Оглядев всех острым взглядом, Морков паки обратился к упражнениям с бумагами.
Через минуту, вспомнив что-то, он изрек:
– Государыне же, Екатерине Алексеевне, – тут Морков встал и почтительно поклонился, – прошу вас, Платон Александрович, передать благодарность.
Зубов недовольно бросил:
– Да, что ты так близко все берешь к сердцу? Безобразен, видите ли он! Как будто красивые сватают по-другому. А что ежели красавица пойдет за тебя? Женишься?
Морков сериозно возразил:
– Пусть красавицы выходят за красавцев, как, к примеру, за князя Куракина. Кстати, все готовы выйти за него замуж, ведаю. Но, поверьте, он, как и я, из породы холостяков!
– Ну, у него еще не все потеряно. Он еще жених хоть куда!
– А ведь князь Алексей Куракин сожалеет, что упустил графиню Варвару Шереметьеву, теперь она замужем за Разумовским, – заметил густым голосом, не поднимая головы от бумаг, Дмитрий Трощинский.
– А знаете, что сей Разумовский учудил? – весело объявил граф Головкин.
– Кто не знает! – махнул рукой Морков.
Зубов поделился:
– Моя сестра Ольга поведала нам, что сей Разумовский, женившийся по великой любви, после десяти лет брака, отправил жену с пятью детьми подальше от себя в Москву, а сам поселил у себя мещанку Марью Соболевскую и уже имеет от нее тоже пятерых детей. Они у него под фамилией Перовских.
Морков мотнул головой:
– Да-а-а-мс. Бедная Варвара Петровна! И на кой ляд мне таковые семейные отношения?
– Да-а-а-а.
– Но, что он может делать, как жених, когда он в опале и уж который год живет в своей саратовской деревне?
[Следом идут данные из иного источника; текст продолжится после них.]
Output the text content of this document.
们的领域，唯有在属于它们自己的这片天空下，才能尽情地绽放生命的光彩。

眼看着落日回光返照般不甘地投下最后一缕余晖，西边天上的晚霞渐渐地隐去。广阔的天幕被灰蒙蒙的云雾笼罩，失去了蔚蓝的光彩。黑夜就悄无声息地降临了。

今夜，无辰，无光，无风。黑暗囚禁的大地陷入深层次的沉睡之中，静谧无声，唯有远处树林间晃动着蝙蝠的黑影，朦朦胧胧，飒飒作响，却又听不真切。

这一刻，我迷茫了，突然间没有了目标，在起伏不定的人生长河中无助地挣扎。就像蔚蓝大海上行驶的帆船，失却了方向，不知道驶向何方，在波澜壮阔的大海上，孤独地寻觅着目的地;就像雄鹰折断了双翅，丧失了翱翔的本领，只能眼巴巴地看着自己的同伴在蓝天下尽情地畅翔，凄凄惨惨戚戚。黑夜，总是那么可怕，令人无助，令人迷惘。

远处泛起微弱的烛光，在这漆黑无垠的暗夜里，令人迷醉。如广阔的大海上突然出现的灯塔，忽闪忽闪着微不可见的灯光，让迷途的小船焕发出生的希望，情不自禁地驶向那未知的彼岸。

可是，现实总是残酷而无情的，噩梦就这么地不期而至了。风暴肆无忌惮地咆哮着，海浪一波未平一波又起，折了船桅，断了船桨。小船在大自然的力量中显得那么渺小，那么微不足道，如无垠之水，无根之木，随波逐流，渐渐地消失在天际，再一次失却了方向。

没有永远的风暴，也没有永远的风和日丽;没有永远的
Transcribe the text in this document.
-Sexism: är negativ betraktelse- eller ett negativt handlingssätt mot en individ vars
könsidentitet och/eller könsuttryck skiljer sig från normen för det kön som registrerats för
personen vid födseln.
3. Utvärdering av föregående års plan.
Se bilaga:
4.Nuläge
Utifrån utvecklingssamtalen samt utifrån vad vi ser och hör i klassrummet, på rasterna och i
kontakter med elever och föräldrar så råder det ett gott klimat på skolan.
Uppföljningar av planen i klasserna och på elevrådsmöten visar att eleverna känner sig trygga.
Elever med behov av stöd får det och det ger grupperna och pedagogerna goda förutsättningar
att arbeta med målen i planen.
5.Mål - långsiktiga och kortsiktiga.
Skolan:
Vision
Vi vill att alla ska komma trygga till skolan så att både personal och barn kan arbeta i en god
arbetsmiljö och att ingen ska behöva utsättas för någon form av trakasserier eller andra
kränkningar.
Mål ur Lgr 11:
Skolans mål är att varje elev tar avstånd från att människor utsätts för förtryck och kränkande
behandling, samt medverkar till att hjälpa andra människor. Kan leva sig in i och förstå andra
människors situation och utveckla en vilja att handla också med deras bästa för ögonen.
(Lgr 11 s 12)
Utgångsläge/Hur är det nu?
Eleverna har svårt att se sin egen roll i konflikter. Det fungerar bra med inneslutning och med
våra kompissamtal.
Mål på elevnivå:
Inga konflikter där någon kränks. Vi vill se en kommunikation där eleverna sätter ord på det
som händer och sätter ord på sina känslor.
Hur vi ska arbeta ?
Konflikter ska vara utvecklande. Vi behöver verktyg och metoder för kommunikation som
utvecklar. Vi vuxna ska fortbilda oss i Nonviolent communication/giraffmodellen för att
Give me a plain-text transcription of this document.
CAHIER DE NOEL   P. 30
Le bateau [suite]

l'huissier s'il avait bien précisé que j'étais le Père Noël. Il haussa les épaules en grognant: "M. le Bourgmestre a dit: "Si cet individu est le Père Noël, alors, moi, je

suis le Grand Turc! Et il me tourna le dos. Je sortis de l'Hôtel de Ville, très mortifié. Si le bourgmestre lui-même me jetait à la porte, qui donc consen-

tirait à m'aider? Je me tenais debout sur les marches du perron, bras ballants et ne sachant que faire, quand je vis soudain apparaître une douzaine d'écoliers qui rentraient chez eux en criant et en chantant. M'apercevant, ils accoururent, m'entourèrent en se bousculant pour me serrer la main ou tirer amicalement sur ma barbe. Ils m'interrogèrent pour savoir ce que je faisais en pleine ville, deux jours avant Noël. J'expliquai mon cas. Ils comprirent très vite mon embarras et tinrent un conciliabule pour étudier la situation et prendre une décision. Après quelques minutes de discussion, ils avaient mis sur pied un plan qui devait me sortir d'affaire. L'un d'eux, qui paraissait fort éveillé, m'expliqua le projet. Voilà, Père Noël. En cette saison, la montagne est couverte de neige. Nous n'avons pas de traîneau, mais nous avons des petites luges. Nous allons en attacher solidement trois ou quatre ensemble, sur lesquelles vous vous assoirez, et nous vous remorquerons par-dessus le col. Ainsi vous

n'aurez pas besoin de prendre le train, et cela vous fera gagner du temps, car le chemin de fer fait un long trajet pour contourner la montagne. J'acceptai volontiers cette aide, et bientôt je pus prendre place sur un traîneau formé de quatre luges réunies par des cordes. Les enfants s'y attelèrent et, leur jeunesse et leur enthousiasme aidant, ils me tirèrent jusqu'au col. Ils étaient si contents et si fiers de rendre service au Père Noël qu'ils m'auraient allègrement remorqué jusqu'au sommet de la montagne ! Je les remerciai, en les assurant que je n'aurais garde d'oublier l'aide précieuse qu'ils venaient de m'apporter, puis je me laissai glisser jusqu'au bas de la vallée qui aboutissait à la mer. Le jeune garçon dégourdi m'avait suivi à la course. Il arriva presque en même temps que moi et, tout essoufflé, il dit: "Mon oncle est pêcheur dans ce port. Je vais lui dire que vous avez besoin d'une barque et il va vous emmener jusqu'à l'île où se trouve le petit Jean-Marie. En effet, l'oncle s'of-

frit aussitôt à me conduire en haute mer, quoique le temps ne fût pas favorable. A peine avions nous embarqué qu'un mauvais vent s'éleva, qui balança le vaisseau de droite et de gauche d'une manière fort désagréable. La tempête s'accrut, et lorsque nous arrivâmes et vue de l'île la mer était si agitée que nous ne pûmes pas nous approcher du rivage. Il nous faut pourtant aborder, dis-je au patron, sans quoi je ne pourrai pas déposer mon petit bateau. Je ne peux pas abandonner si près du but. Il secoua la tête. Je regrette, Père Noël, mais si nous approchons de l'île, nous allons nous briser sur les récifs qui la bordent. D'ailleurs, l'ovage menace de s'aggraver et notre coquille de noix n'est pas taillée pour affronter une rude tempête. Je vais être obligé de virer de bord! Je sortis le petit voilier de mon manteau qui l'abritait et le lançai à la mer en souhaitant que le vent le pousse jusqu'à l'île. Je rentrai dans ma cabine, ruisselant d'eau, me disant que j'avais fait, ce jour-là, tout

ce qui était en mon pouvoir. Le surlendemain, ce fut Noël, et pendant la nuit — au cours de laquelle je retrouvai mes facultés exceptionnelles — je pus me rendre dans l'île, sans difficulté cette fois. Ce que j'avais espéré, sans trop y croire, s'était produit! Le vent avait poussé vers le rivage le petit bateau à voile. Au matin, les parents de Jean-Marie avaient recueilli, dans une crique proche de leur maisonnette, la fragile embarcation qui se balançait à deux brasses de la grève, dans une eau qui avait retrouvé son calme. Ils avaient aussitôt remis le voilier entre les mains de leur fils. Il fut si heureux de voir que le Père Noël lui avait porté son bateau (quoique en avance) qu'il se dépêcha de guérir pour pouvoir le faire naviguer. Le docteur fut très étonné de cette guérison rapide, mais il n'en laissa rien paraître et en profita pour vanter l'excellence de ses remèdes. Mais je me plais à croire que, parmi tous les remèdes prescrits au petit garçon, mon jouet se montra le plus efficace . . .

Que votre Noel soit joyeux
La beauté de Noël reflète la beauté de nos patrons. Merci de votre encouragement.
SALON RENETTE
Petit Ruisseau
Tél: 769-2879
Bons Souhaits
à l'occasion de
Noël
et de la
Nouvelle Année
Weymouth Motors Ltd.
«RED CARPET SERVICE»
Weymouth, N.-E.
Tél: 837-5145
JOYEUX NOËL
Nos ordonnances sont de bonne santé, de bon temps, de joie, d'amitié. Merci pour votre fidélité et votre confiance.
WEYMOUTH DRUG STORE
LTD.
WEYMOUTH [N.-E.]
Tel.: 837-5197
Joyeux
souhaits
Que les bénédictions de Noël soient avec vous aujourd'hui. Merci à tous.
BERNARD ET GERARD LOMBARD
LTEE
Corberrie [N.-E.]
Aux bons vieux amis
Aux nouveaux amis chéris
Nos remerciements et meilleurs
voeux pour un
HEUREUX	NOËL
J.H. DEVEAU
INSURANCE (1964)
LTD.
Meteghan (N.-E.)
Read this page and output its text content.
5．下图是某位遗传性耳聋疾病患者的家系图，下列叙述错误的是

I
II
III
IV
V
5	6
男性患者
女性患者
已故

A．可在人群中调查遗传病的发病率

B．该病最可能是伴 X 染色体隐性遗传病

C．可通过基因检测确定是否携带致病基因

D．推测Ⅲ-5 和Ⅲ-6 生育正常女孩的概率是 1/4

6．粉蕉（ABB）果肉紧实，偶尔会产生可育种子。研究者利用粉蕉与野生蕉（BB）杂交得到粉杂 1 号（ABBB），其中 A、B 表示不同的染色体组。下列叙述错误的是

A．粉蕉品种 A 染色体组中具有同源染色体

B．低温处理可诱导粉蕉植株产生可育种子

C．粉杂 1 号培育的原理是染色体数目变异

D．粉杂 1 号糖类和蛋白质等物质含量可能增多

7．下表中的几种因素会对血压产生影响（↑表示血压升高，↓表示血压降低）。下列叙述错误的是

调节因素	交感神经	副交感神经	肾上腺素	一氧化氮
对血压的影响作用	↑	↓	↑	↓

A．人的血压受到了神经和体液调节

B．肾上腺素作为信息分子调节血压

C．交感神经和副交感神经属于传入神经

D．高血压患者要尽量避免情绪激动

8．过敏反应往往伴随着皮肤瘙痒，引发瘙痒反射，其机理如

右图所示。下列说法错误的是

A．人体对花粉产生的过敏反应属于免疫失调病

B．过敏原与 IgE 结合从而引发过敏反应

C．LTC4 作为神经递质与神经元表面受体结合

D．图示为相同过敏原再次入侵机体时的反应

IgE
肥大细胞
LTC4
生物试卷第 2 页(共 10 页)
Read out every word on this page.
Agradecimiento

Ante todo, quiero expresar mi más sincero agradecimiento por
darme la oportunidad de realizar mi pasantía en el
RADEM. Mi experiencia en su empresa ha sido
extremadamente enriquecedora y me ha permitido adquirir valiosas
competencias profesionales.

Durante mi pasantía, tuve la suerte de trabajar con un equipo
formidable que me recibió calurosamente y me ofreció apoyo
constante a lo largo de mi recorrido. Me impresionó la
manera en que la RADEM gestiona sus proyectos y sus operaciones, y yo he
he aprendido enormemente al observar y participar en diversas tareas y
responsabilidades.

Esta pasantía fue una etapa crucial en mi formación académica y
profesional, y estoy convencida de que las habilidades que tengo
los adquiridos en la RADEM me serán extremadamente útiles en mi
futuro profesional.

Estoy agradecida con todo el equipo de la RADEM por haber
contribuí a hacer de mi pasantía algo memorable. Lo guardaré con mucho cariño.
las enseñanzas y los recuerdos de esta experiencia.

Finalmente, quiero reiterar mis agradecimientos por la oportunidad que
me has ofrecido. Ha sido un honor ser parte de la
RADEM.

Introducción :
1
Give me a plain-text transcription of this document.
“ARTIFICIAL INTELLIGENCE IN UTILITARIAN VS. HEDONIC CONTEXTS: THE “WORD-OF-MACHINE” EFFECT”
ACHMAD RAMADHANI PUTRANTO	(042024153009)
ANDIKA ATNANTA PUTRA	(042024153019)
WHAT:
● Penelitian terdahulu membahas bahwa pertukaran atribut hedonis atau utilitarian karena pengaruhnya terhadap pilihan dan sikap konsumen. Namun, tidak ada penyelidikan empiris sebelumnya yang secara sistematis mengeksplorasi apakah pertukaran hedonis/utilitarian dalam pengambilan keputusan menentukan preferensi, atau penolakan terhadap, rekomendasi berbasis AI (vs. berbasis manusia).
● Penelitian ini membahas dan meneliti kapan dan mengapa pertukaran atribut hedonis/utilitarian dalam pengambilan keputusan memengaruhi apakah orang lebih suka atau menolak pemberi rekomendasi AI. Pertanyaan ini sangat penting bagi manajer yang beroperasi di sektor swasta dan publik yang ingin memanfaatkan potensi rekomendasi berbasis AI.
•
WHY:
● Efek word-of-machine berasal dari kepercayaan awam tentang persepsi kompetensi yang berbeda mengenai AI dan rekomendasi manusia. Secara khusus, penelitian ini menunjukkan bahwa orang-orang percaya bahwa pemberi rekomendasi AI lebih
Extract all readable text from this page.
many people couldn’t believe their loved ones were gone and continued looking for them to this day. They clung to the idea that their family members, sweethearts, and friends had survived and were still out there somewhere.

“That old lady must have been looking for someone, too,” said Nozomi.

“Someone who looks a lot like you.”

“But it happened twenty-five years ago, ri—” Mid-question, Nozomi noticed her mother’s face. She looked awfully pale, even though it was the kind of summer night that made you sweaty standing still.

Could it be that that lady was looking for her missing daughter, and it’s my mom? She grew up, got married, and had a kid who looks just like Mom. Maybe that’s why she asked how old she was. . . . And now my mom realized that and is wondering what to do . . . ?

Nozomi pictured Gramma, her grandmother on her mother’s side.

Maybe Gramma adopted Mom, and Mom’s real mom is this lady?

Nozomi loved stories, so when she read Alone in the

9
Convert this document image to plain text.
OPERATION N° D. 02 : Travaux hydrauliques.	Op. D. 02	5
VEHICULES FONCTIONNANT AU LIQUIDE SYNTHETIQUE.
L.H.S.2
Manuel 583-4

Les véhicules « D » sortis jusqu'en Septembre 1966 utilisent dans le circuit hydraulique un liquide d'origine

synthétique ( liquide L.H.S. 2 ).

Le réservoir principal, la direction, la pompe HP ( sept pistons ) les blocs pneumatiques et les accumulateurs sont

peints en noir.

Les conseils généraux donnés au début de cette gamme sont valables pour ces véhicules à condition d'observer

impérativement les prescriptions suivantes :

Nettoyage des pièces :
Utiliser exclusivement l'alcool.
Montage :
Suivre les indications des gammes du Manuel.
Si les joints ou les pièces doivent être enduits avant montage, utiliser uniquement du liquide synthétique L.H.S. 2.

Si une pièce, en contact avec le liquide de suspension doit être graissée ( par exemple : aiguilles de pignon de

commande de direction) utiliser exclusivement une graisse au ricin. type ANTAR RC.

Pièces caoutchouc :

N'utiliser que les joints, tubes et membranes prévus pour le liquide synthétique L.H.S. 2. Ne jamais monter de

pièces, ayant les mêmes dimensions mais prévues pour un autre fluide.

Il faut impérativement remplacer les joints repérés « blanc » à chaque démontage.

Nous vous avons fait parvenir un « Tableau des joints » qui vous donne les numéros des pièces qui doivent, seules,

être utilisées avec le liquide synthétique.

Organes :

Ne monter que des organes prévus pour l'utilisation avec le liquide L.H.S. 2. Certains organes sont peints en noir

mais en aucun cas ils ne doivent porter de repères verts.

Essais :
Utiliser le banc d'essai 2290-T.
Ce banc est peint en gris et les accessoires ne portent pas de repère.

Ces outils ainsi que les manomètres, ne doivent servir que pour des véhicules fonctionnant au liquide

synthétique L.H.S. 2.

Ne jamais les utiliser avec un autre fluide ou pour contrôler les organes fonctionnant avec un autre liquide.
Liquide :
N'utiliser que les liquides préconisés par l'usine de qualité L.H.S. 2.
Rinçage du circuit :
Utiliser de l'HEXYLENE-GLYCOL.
– Не думаю, чтоб сей красавец там скучал, – бросив взгляд на брата Куракина, паки с иронией прозвучал бас Трощинского
– Согласен, красавцам легче ожениться, но и…
Головкин перебил Моркова:
– Возьми хоть нашего Великого князя, – Федор оглянулся и понизил голос, – все знают, что он не красив, а жена-красавица любит его. Однако ж и фрейлина ее, Екатерина Нелидова, тоже любит Павла Петровича. И Его Высочество, сказывают, ее обожает. Вот два некрасивых человека… И хоть бы что…
Морков задрал и без того курносый нос:
– Да, мы с Павлом Петровичем похожи, особливо, носами.
Граф Головкин, встав со своего места, обошел его стол, оценивая нарочитым взглядом внешние данные Моркова.
– Я бы сказал, ты красивше, Аркадий. Можливо, все ж-таки возьмешь в жены Протасову? Сказывают, она умна, к тому же, приближенная императрицы…
Головкин посмотрел на Зубова. Тот кивнув, выдал:
– Она еще в детородном возрасте. Вообрази, колико новых Морковят у тебя появится, окроме дочери Варварушки.
Все четверо весело рассмеялись. Едино граф Головкин еще долго в тот день то зло, то насмешливо, то весело муссировал сию материю.
Князь был в вящей заботе о Кавказских военных действиях: еще в августе, когда стало ясно, что турки под видом переговоров тянут время, Потемкин послал приказания командующим Кубанского и Кавказского корпусов нанести удары по неприятелю. В день его рождения, тридцатого сентября, отрядом генерала Ивана Ивановича Германа турецкая армия была разгромлена на берегах Кубани самым чудесным образом. Поистине: Бог так устроил, что и в ум не приходило.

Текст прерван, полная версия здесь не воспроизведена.